Nur wenn es ums Geld geht, scheint Ankara immer noch etwas an der deutsch-türkischen Freundschaft gelegen zu sein. Das machte auch der Berlin-Besuch des türkischen Außenministers Mevlüt Cavusoglu in der vergangenen Woche deutlich. Während er im Streit über Wahlkampfauftritte türkischer Politiker das heutige Deutschland erneut mit der Nazi-Zeit verglich, warb er beim Besuch auf der Tourismusmesse ITB  dafür, die "deutschen Freunde" mögen bitte Urlaub in der Türkei machen. Ein weiteres Beispiel für die Schizophrenie in den Beziehungen.

Nicht nur deutsche Touristen, auch deutsche Geschäftspartner sind wichtig für die Türkei.

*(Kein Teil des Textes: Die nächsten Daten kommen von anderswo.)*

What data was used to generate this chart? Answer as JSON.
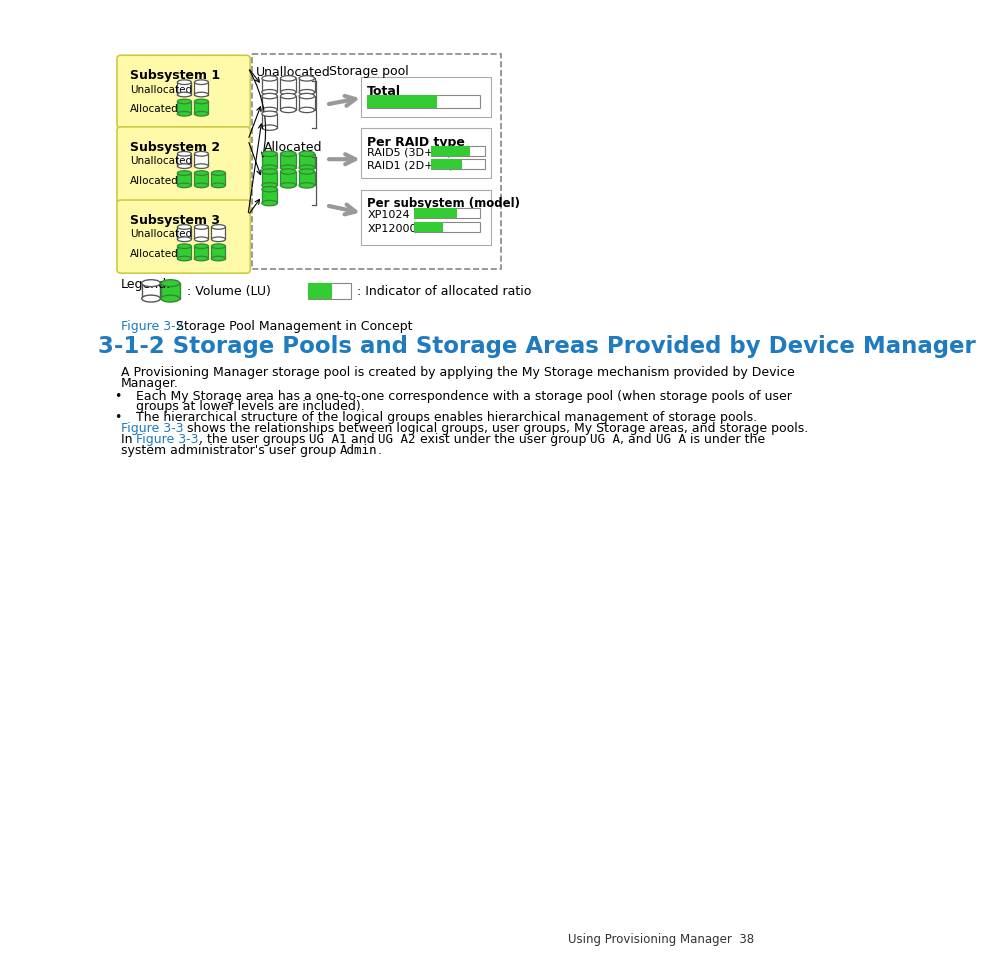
{
  "bg_color": "#ffffff",
  "figure_caption_color": "#1F7BC0",
  "section_title_color": "#1F7BC0",
  "section_title": "3-1-2 Storage Pools and Storage Areas Provided by Device Manager",
  "body_text_line1": "A Provisioning Manager storage pool is created by applying the My Storage mechanism provided by Device",
  "body_text_line2": "Manager.",
  "bullet1_line1": "Each My Storage area has a one-to-one correspondence with a storage pool (when storage pools of user",
  "bullet1_line2": "groups at lower levels are included).",
  "bullet2": "The hierarchical structure of the logical groups enables hierarchical management of storage pools.",
  "ref1_line": "Figure 3-3 shows the relationships between logical groups, user groups, My Storage areas, and storage pools.",
  "ref2_line1_plain1": "In ",
  "ref2_line1_ref": "Figure 3-3",
  "ref2_line1_plain2": ", the user groups ",
  "ref2_line1_code1": "UG A1",
  "ref2_line1_plain3": " and ",
  "ref2_line1_code2": "UG A2",
  "ref2_line1_plain4": " exist under the user group ",
  "ref2_line1_code3": "UG A",
  "ref2_line1_plain5": ", and ",
  "ref2_line1_code4": "UG A",
  "ref2_line1_plain6": " is under the",
  "ref2_line2_plain1": "system administrator's user group ",
  "ref2_line2_code1": "Admin",
  "ref2_line2_plain2": ".",
  "footer_text": "Using Provisioning Manager  38",
  "yellow_fill": "#FFFAAA",
  "yellow_border": "#CCCC44",
  "green_fill": "#33CC33",
  "dashed_color": "#888888",
  "arrow_color": "#999999",
  "box_border": "#AAAAAA"
}
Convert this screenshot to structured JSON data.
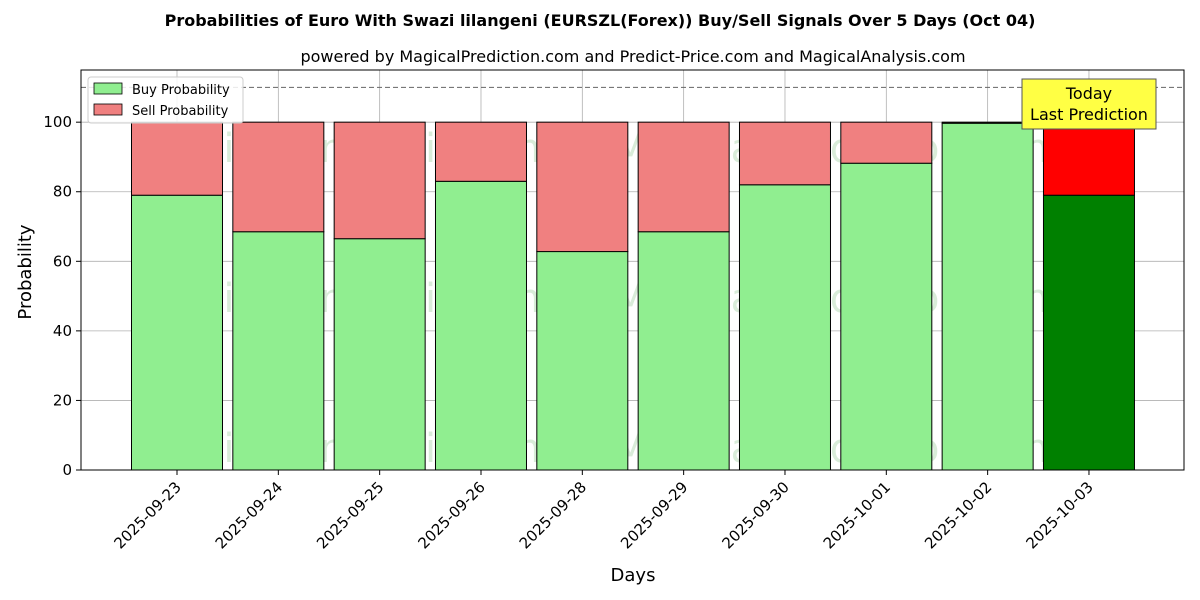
{
  "chart_data": {
    "type": "bar",
    "stacked": true,
    "title": "Probabilities of Euro With Swazi lilangeni (EURSZL(Forex)) Buy/Sell Signals Over 5 Days (Oct 04)",
    "subtitle": "powered by MagicalPrediction.com and Predict-Price.com and MagicalAnalysis.com",
    "xlabel": "Days",
    "ylabel": "Probability",
    "ylim": [
      0,
      115
    ],
    "yticks": [
      0,
      20,
      40,
      60,
      80,
      100
    ],
    "grid": true,
    "legend_position": "top-left",
    "reference_line": 110,
    "categories": [
      "2025-09-23",
      "2025-09-24",
      "2025-09-25",
      "2025-09-26",
      "2025-09-28",
      "2025-09-29",
      "2025-09-30",
      "2025-10-01",
      "2025-10-02",
      "2025-10-03"
    ],
    "series": [
      {
        "name": "Buy Probability",
        "color": "#90ee90",
        "values": [
          79,
          68.5,
          66.5,
          83,
          62.8,
          68.5,
          82,
          88.2,
          99.7,
          79
        ]
      },
      {
        "name": "Sell Probability",
        "color": "#f08080",
        "values": [
          21,
          31.5,
          33.5,
          17,
          37.2,
          31.5,
          18,
          11.8,
          0.3,
          21
        ]
      }
    ],
    "highlight": {
      "index": 9,
      "buy_color": "#008000",
      "sell_color": "#ff0000"
    },
    "annotation": {
      "lines": [
        "Today",
        "Last Prediction"
      ],
      "bg_color": "#ffff44"
    },
    "watermarks": [
      "MagicalAnalysis.com",
      "MagicalPrediction.com"
    ]
  }
}
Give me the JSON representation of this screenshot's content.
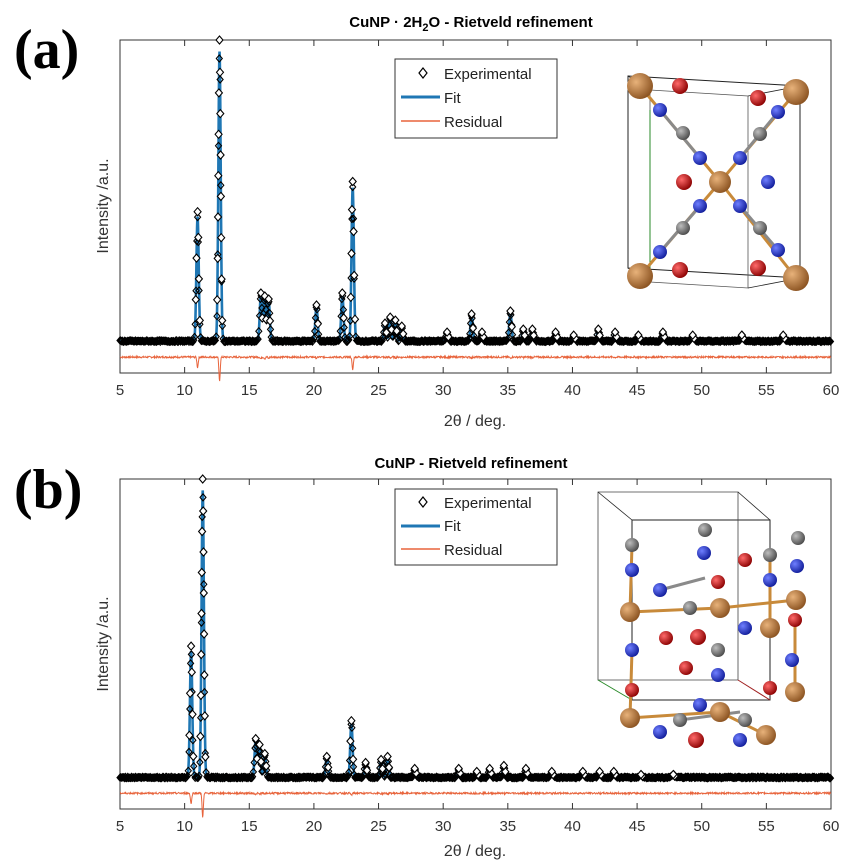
{
  "panels": [
    {
      "letter": "(a)"
    },
    {
      "letter": "(b)"
    }
  ],
  "colors": {
    "fit": "#1f77b4",
    "residual": "#e8643c",
    "experimental": "#000000",
    "axes": "#333333",
    "atom_cu": "#b8732f",
    "atom_n": "#2233cc",
    "atom_c": "#7a7a7a",
    "atom_o": "#cc1111"
  },
  "chart_data": [
    {
      "type": "line",
      "title_parts": {
        "pre": "CuNP · 2H",
        "sub": "2",
        "post": "O - Rietveld refinement"
      },
      "xlabel": "2θ / deg.",
      "ylabel": "Intensity /a.u.",
      "xlim": [
        5,
        60
      ],
      "ylim": [
        -0.1,
        1.05
      ],
      "xticks": [
        5,
        10,
        15,
        20,
        25,
        30,
        35,
        40,
        45,
        50,
        55,
        60
      ],
      "legend": {
        "placement": "top-center",
        "entries": [
          "Experimental",
          "Fit",
          "Residual"
        ]
      },
      "series": [
        {
          "name": "Experimental",
          "style": "diamond-markers"
        },
        {
          "name": "Fit",
          "style": "line"
        },
        {
          "name": "Residual",
          "style": "line",
          "offset": -0.045
        }
      ],
      "baseline": 0.01,
      "peaks": [
        {
          "x": 11.0,
          "y": 0.43
        },
        {
          "x": 12.7,
          "y": 1.0
        },
        {
          "x": 15.9,
          "y": 0.16
        },
        {
          "x": 16.2,
          "y": 0.15
        },
        {
          "x": 16.5,
          "y": 0.14
        },
        {
          "x": 20.2,
          "y": 0.12
        },
        {
          "x": 22.2,
          "y": 0.16
        },
        {
          "x": 23.0,
          "y": 0.53
        },
        {
          "x": 25.5,
          "y": 0.06
        },
        {
          "x": 25.9,
          "y": 0.08
        },
        {
          "x": 26.3,
          "y": 0.07
        },
        {
          "x": 26.8,
          "y": 0.05
        },
        {
          "x": 30.3,
          "y": 0.03
        },
        {
          "x": 32.2,
          "y": 0.09
        },
        {
          "x": 33.0,
          "y": 0.03
        },
        {
          "x": 35.2,
          "y": 0.1
        },
        {
          "x": 36.2,
          "y": 0.04
        },
        {
          "x": 36.9,
          "y": 0.04
        },
        {
          "x": 38.7,
          "y": 0.03
        },
        {
          "x": 40.1,
          "y": 0.02
        },
        {
          "x": 42.0,
          "y": 0.04
        },
        {
          "x": 43.3,
          "y": 0.03
        },
        {
          "x": 45.1,
          "y": 0.02
        },
        {
          "x": 47.0,
          "y": 0.03
        },
        {
          "x": 49.3,
          "y": 0.02
        },
        {
          "x": 53.1,
          "y": 0.02
        },
        {
          "x": 56.3,
          "y": 0.02
        }
      ]
    },
    {
      "type": "line",
      "title_parts": {
        "pre": "CuNP - Rietveld refinement",
        "sub": "",
        "post": ""
      },
      "xlabel": "2θ / deg.",
      "ylabel": "Intensity /a.u.",
      "xlim": [
        5,
        60
      ],
      "ylim": [
        -0.1,
        1.05
      ],
      "xticks": [
        5,
        10,
        15,
        20,
        25,
        30,
        35,
        40,
        45,
        50,
        55,
        60
      ],
      "legend": {
        "placement": "top-center",
        "entries": [
          "Experimental",
          "Fit",
          "Residual"
        ]
      },
      "series": [
        {
          "name": "Experimental",
          "style": "diamond-markers"
        },
        {
          "name": "Fit",
          "style": "line"
        },
        {
          "name": "Residual",
          "style": "line",
          "offset": -0.045
        }
      ],
      "baseline": 0.01,
      "peaks": [
        {
          "x": 10.5,
          "y": 0.44
        },
        {
          "x": 11.4,
          "y": 1.0
        },
        {
          "x": 15.5,
          "y": 0.13
        },
        {
          "x": 15.8,
          "y": 0.11
        },
        {
          "x": 16.2,
          "y": 0.08
        },
        {
          "x": 21.0,
          "y": 0.07
        },
        {
          "x": 22.9,
          "y": 0.19
        },
        {
          "x": 24.0,
          "y": 0.05
        },
        {
          "x": 25.2,
          "y": 0.06
        },
        {
          "x": 25.7,
          "y": 0.07
        },
        {
          "x": 27.8,
          "y": 0.03
        },
        {
          "x": 31.2,
          "y": 0.03
        },
        {
          "x": 32.6,
          "y": 0.02
        },
        {
          "x": 33.6,
          "y": 0.03
        },
        {
          "x": 34.7,
          "y": 0.04
        },
        {
          "x": 36.4,
          "y": 0.03
        },
        {
          "x": 38.4,
          "y": 0.02
        },
        {
          "x": 40.8,
          "y": 0.02
        },
        {
          "x": 42.1,
          "y": 0.02
        },
        {
          "x": 43.2,
          "y": 0.02
        },
        {
          "x": 45.3,
          "y": 0.01
        },
        {
          "x": 47.8,
          "y": 0.01
        }
      ]
    }
  ]
}
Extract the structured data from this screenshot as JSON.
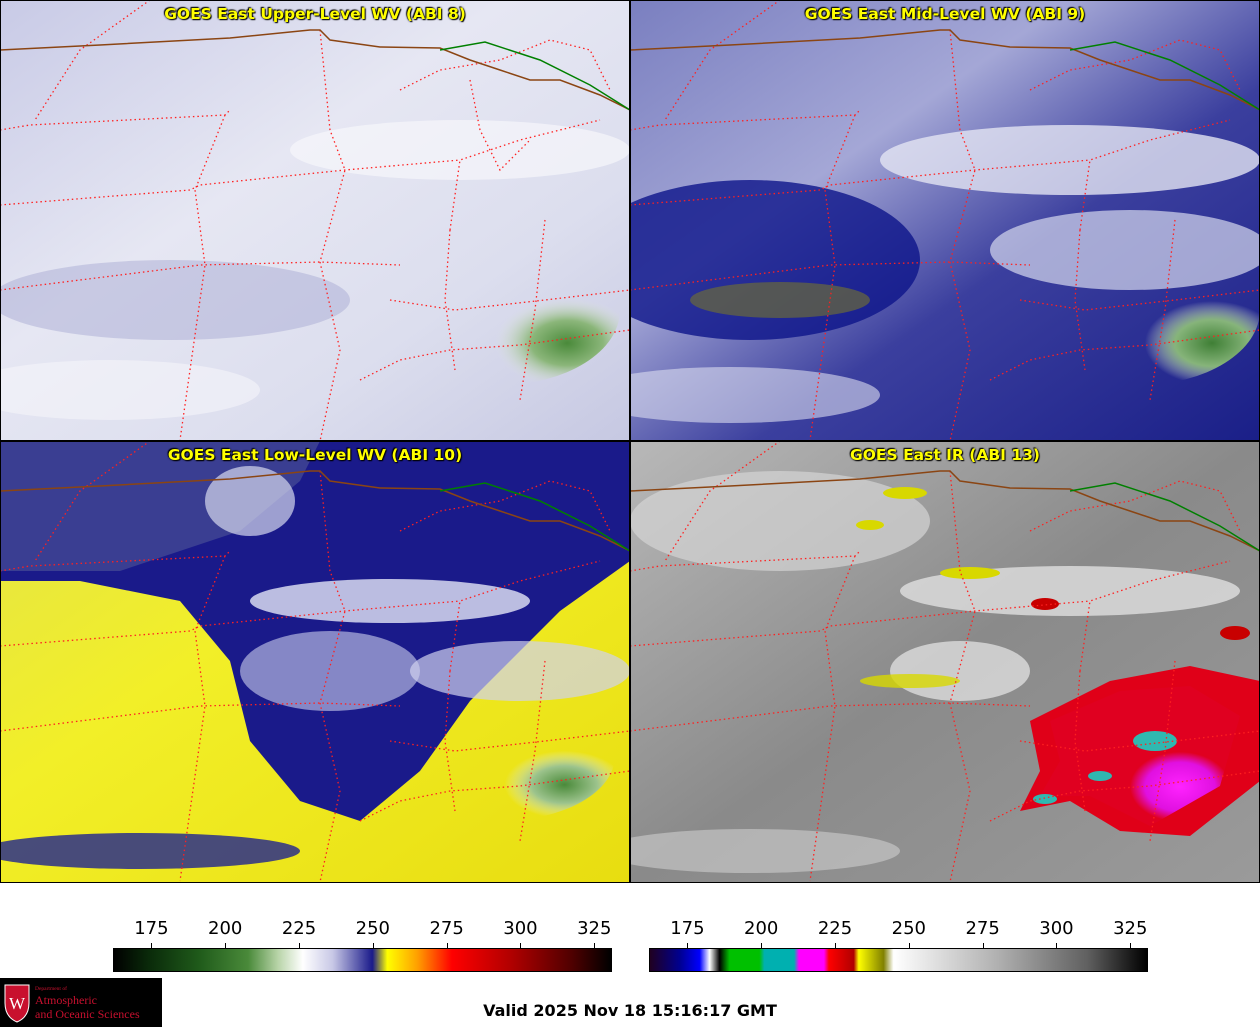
{
  "panels": [
    {
      "id": "upper",
      "title": "GOES East Upper-Level WV (ABI 8)"
    },
    {
      "id": "mid",
      "title": "GOES East Mid-Level WV (ABI 9)"
    },
    {
      "id": "low",
      "title": "GOES East Low-Level WV (ABI 10)"
    },
    {
      "id": "ir",
      "title": "GOES East IR (ABI 13)"
    }
  ],
  "colorbars": [
    {
      "name": "wv-colorbar",
      "ticks": [
        "175",
        "200",
        "225",
        "250",
        "275",
        "300",
        "325"
      ],
      "range": [
        162,
        331
      ]
    },
    {
      "name": "ir-colorbar",
      "ticks": [
        "175",
        "200",
        "225",
        "250",
        "275",
        "300",
        "325"
      ],
      "range": [
        162,
        331
      ]
    }
  ],
  "footer": {
    "valid": "Valid 2025 Nov 18 15:16:17 GMT"
  },
  "logo": {
    "department": "Department of",
    "line1": "Atmospheric",
    "line2": "and Oceanic Sciences",
    "crest": "W"
  },
  "colors": {
    "border_state": "#ff2020",
    "border_intl": "#8b4513",
    "border_coast": "#008000",
    "title": "#ffff00"
  }
}
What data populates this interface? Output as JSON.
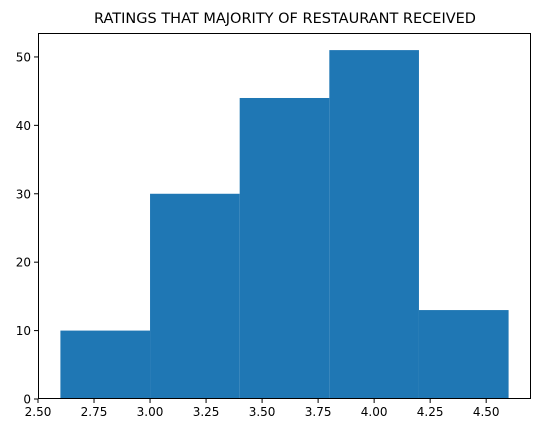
{
  "chart_data": {
    "type": "bar",
    "title": "RATINGS THAT MAJORITY OF RESTAURANT RECEIVED",
    "xlabel": "",
    "ylabel": "",
    "bins": [
      {
        "start": 2.6,
        "end": 3.0,
        "count": 10
      },
      {
        "start": 3.0,
        "end": 3.4,
        "count": 30
      },
      {
        "start": 3.4,
        "end": 3.8,
        "count": 44
      },
      {
        "start": 3.8,
        "end": 4.2,
        "count": 51
      },
      {
        "start": 4.2,
        "end": 4.6,
        "count": 13
      }
    ],
    "xlim": [
      2.5,
      4.7
    ],
    "ylim": [
      0,
      53.5
    ],
    "xticks": [
      "2.50",
      "2.75",
      "3.00",
      "3.25",
      "3.50",
      "3.75",
      "4.00",
      "4.25",
      "4.50"
    ],
    "xtick_values": [
      2.5,
      2.75,
      3.0,
      3.25,
      3.5,
      3.75,
      4.0,
      4.25,
      4.5
    ],
    "yticks": [
      "0",
      "10",
      "20",
      "30",
      "40",
      "50"
    ],
    "ytick_values": [
      0,
      10,
      20,
      30,
      40,
      50
    ],
    "bar_color": "#1f77b4",
    "grid": false
  }
}
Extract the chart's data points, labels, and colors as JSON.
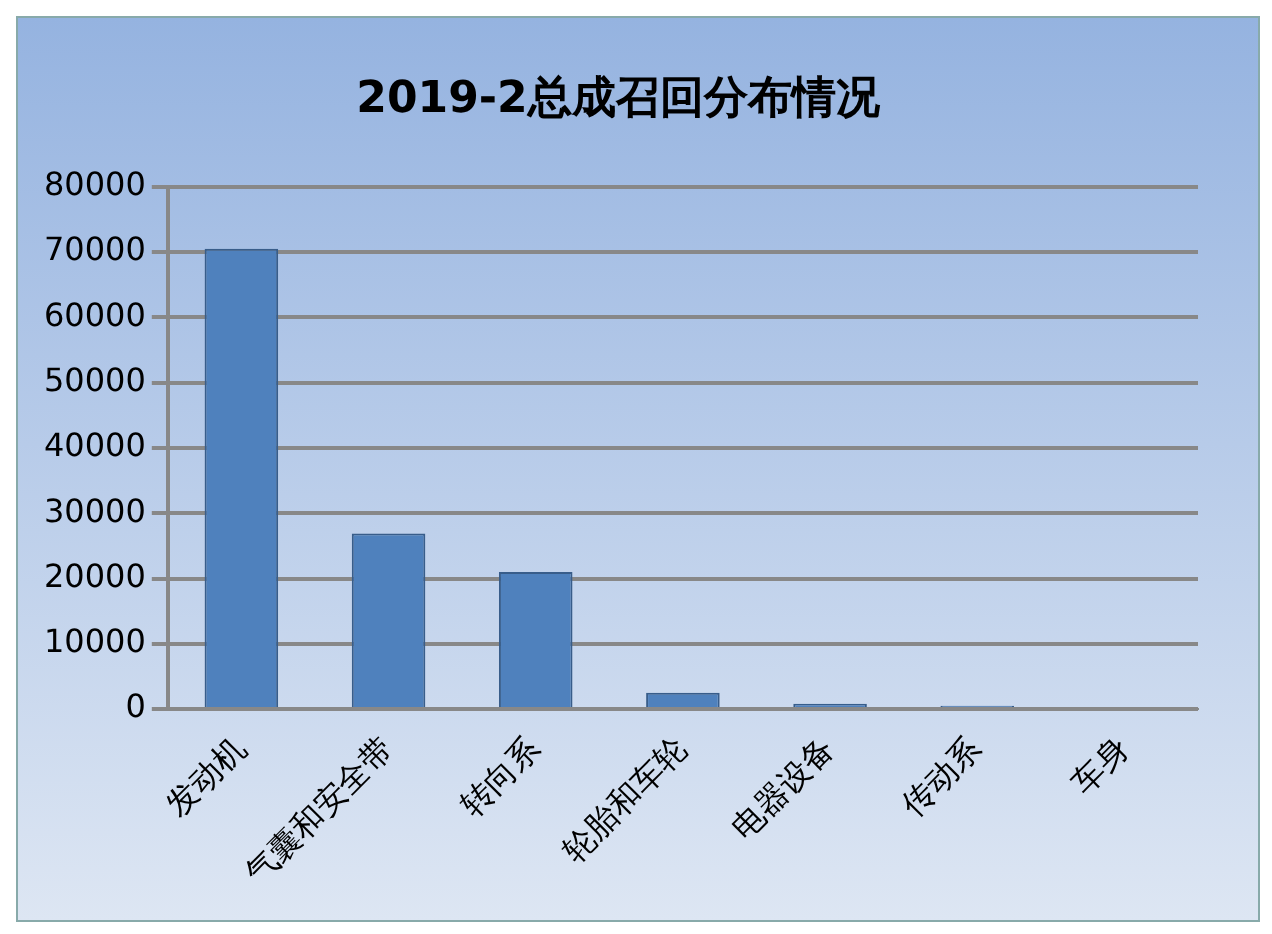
{
  "chart_data": {
    "type": "bar",
    "title": "2019-2总成召回分布情况",
    "categories": [
      "发动机",
      "气囊和安全带",
      "转向系",
      "轮胎和车轮",
      "电器设备",
      "传动系",
      "车身"
    ],
    "values": [
      70500,
      26900,
      21000,
      2500,
      800,
      500,
      300
    ],
    "color": "#4f81bd",
    "ylim": [
      0,
      80000
    ],
    "yticks": [
      0,
      10000,
      20000,
      30000,
      40000,
      50000,
      60000,
      70000,
      80000
    ],
    "grid": "y"
  }
}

Deutschland ist der größte Handelspartner der Türkei, der wichtigste Absatzmarkt für türkische Exporte. Direkt hinter China ist Deutschland auch der größte Lieferant für die Türkei - mit ausgefeilten Produkten wie Autos, Maschinen und Elektrotechnik, die die Türkei nur schwer ersetzen könnte.

Schäuble sprach zuletzt mit dem türkischen Vizepremier Mehmet Simsek auch darüber, "was in einer schwierigen wirtschaftlichen Lage der Türkei getan werden könne, um partnerschaftlich zu helfen". Man habe einen "ganzen Katalog" an Maßnahmen aufgestellt, wie der Türkei geholfen werden könne, so der Finanzminister. Nach der Verhaftung von Yücel habe er dem türkischen Vizepremier aber gesagt, das es jetzt "sehr schwierig unter diesen Umständen" werde. Ob die Botschaft angekommen ist, wird sich zeigen. Seinem Ziel, die Türkei bis 2023 zu einer der weltweit zehn größten Wirtschaftsnationen zu machen, kommt Erdogan so auf jeden Fall nicht näher.